The most recent estimates of the prevalence rates of Autism Spectrum Disorder reveal that 1 in 68 children in the US are diagnosed with ASD. However, although the awareness of ASD has been increasing around the world, most studies of the prevalence rates and diagnosis of ASD originate in developed countries, and little is known about the situation in developing countries. Indonesia is the fourth most populated country in the world. However, as is the case in most developing countries, disability still receives limited attention from the Indonesian Government. In terms of ASD, there is no recent estimate of the prevalence rate of ASD in Indonesia following the estimates released 22 years ago which suggested that 1 in 833 children in Indonesia were being as diagnosed with ASD. Currently studies on ASD are still lacking and almost 500 cities and regencies in Indonesia are unable to identify and provide appropriate support services for people with ASD.

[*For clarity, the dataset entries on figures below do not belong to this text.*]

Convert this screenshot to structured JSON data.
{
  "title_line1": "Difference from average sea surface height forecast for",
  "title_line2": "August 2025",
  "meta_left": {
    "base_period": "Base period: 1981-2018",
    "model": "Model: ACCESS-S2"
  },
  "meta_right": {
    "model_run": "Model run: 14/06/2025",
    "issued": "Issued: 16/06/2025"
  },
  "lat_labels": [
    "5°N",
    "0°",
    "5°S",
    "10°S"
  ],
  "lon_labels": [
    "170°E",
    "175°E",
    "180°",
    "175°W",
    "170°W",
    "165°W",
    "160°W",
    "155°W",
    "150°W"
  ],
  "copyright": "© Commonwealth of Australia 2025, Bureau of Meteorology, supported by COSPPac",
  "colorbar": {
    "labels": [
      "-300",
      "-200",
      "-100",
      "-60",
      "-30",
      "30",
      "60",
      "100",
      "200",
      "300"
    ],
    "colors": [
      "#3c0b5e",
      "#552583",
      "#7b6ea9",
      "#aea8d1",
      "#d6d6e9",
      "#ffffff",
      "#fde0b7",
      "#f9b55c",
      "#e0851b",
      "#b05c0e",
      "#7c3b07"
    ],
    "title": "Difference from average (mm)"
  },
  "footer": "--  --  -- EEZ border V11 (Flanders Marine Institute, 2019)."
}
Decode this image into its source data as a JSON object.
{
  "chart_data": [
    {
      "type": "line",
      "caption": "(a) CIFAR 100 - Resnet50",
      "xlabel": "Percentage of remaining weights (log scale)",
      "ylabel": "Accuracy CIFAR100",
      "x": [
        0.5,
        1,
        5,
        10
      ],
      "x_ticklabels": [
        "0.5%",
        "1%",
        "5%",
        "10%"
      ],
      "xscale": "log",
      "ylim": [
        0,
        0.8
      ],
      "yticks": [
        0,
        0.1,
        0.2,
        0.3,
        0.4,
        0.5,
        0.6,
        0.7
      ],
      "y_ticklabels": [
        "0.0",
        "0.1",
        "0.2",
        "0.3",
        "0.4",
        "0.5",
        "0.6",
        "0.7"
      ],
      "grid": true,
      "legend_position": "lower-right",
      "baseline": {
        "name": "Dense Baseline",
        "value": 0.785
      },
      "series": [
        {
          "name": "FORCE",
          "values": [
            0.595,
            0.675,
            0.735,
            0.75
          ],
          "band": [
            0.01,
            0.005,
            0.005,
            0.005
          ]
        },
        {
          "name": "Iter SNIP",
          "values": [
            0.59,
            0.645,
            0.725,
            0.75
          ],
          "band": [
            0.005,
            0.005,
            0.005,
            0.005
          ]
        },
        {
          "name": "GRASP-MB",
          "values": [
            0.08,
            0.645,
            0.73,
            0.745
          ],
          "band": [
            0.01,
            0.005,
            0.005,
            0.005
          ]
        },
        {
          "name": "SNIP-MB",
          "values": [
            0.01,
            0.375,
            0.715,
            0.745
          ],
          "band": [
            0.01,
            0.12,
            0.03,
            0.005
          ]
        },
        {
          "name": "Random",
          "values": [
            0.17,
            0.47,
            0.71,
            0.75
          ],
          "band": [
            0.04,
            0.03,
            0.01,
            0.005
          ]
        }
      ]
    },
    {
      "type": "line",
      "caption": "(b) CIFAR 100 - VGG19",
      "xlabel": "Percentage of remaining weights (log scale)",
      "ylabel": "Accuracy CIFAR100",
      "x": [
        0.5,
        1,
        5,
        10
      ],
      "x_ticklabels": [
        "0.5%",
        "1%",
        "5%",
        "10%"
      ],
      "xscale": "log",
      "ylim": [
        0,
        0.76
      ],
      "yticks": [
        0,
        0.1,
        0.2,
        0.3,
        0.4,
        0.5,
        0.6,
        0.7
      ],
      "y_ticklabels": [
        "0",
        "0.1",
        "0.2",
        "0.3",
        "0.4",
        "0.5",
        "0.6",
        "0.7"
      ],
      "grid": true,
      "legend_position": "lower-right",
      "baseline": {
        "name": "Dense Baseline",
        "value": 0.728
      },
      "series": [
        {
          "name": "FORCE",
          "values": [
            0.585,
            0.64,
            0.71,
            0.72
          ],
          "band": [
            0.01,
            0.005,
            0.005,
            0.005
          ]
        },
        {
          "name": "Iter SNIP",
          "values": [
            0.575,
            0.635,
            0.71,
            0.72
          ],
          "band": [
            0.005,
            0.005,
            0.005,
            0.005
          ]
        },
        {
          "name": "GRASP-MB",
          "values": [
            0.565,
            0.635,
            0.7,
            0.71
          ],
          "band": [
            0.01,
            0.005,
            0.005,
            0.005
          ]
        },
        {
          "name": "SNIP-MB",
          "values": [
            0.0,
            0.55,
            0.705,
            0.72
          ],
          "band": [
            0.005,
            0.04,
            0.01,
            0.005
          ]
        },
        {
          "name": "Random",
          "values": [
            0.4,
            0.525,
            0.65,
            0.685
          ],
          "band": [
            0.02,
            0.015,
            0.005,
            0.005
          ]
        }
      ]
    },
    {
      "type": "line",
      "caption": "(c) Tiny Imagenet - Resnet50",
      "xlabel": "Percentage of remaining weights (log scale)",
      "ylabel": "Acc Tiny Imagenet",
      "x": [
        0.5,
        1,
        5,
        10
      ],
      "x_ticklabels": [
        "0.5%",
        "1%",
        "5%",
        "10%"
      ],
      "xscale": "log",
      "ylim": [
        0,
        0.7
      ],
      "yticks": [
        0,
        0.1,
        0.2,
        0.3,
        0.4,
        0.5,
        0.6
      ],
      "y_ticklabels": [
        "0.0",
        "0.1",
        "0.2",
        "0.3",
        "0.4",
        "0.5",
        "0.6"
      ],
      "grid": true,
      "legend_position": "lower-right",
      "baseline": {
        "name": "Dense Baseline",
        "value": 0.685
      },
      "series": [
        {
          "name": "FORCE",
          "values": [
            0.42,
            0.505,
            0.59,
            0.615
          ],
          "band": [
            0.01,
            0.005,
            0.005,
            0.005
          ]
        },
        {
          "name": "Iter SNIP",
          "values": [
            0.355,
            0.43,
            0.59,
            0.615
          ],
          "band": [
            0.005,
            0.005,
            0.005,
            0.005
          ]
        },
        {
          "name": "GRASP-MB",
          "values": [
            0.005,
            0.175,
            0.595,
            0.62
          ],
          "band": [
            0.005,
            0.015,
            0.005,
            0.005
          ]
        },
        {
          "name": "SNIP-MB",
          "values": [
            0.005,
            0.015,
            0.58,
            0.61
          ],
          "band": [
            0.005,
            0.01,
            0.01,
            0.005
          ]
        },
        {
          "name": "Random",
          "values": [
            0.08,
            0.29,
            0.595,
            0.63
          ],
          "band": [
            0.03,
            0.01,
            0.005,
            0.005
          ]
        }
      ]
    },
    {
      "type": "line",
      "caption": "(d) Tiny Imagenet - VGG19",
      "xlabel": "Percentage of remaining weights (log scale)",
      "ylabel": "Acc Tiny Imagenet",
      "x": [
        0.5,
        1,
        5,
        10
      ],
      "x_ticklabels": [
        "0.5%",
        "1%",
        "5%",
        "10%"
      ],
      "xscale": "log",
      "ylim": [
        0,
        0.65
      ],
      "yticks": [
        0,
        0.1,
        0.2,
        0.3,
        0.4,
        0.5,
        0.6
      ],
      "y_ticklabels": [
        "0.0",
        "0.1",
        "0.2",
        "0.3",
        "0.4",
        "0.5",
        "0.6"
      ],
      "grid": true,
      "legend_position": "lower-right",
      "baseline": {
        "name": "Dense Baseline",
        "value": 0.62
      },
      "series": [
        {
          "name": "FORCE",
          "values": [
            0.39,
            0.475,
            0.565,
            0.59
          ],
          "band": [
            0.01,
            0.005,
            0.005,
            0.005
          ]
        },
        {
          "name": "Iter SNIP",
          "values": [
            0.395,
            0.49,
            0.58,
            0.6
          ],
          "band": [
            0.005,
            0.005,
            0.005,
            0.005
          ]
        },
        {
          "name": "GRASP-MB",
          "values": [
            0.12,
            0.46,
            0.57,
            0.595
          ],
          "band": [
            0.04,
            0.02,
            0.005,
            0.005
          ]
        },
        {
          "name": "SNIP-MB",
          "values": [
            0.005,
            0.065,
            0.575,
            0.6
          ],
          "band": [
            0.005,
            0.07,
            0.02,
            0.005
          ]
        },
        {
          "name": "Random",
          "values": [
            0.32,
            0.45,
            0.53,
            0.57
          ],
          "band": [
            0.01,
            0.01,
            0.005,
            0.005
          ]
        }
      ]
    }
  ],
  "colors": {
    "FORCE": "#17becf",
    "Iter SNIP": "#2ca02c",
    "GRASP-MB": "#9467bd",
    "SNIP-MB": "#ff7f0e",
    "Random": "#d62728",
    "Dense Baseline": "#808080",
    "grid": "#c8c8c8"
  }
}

As a starting point to understanding the situation relating to ASD in developing countries, the first study in this thesis aimed to investigate the application of best practice guidelines in Indonesia. A survey was developed and undertaken with 67 practitioners with experience in assessing ASD. It was found that, similar to situations in developed countries, the three best practice components relating to ASD diagnosis were challenging to apply in the Indonesian context. Further, having more validated and culturally sensitive tools to assess ASD in Indonesian language was found to be one of the crucial needs of ASD specialists in Indonesia.
As a response to this finding, an Indonesian version of ADEC (ADEC-IND) was developed and evaluated for its psychometric properties and cultural appropriateness. The ADEC is an observation tool that has been shown to be effective in detecting ASD in children as young as 12 months. The tool has been validated within Australian and in Mexican children. In comparison to the gold standard measurement tools, the use of ADEC is more affordable, less time consuming in administration, and does not require lengthy and expensive training for its use. Considering these benefits and as a response to the first study results, the second and third studies that comprise this thesis were conducted in order to translate and validate the use of ADEC within the Indonesian context.
The ADEC was translated into the Indonesian language and then pilot tested with eight Indonesian children (Mage = 31.8 months, SD = 11.36) in Brisbane and Melbourne. In the translation process, after being translated, the first Indonesian version of ADEC (ADEC-IND) was reviewed independently by two reviewers and a revised draft was made based on the reviewers’ feedback. Subsequently, the revised draft was then pilot tested with each testing session videotaped and given an English subtitle. Each participant was tested using ADEC-IND and their parents interviewed using the ADI-R. All of the sessions were videotaped and given English subtitles. The study found that the revised and translated draft of ADEC-IND is ready for use in a large scale study, as the participants in the pilot study had no problem in understanding the instructions of ADEC-IND, and no difficulties were experienced with either the implementation or scoring.
Following the pilot testing and review, the revised version of ADEC-IND was tested with 82 children in Indonesia. The children were aged between 14 and 72 months (M=45.23 months, SD=14.51) who were classified within three diagnostic groups (typical developing children, children with ASD, and children with other disabilities). The participants were recruited from clinics and schools in five major cities in Indonesia (Jakarta, Bogor, Depok, Tangerang, and Bekasi). Similar to the pilot study, the children were assessed using the ADEC-IND and the parents were interviewed using the ADI-R. All sessions were videotaped. For investigating the inter-rater reliability, fifty videotaped sessions were given English subtitles and re-scored by a second assessor who was blind to the original scores, using the English version of the ADEC. The results showed that ADEC-IND possessed good sensitivity (.92 to .96), good specificity (.85 to .92), and high inter-rater reliability (r = .94, p < .001). ADEC-IND also showed good concurrent validity and good agreement (82.92%) with the ADI-R in classifying children into ASD and non-ASD groups. The implications of these findings are discussed in relation to the assessment and diagnosis of ASD in Indonesia.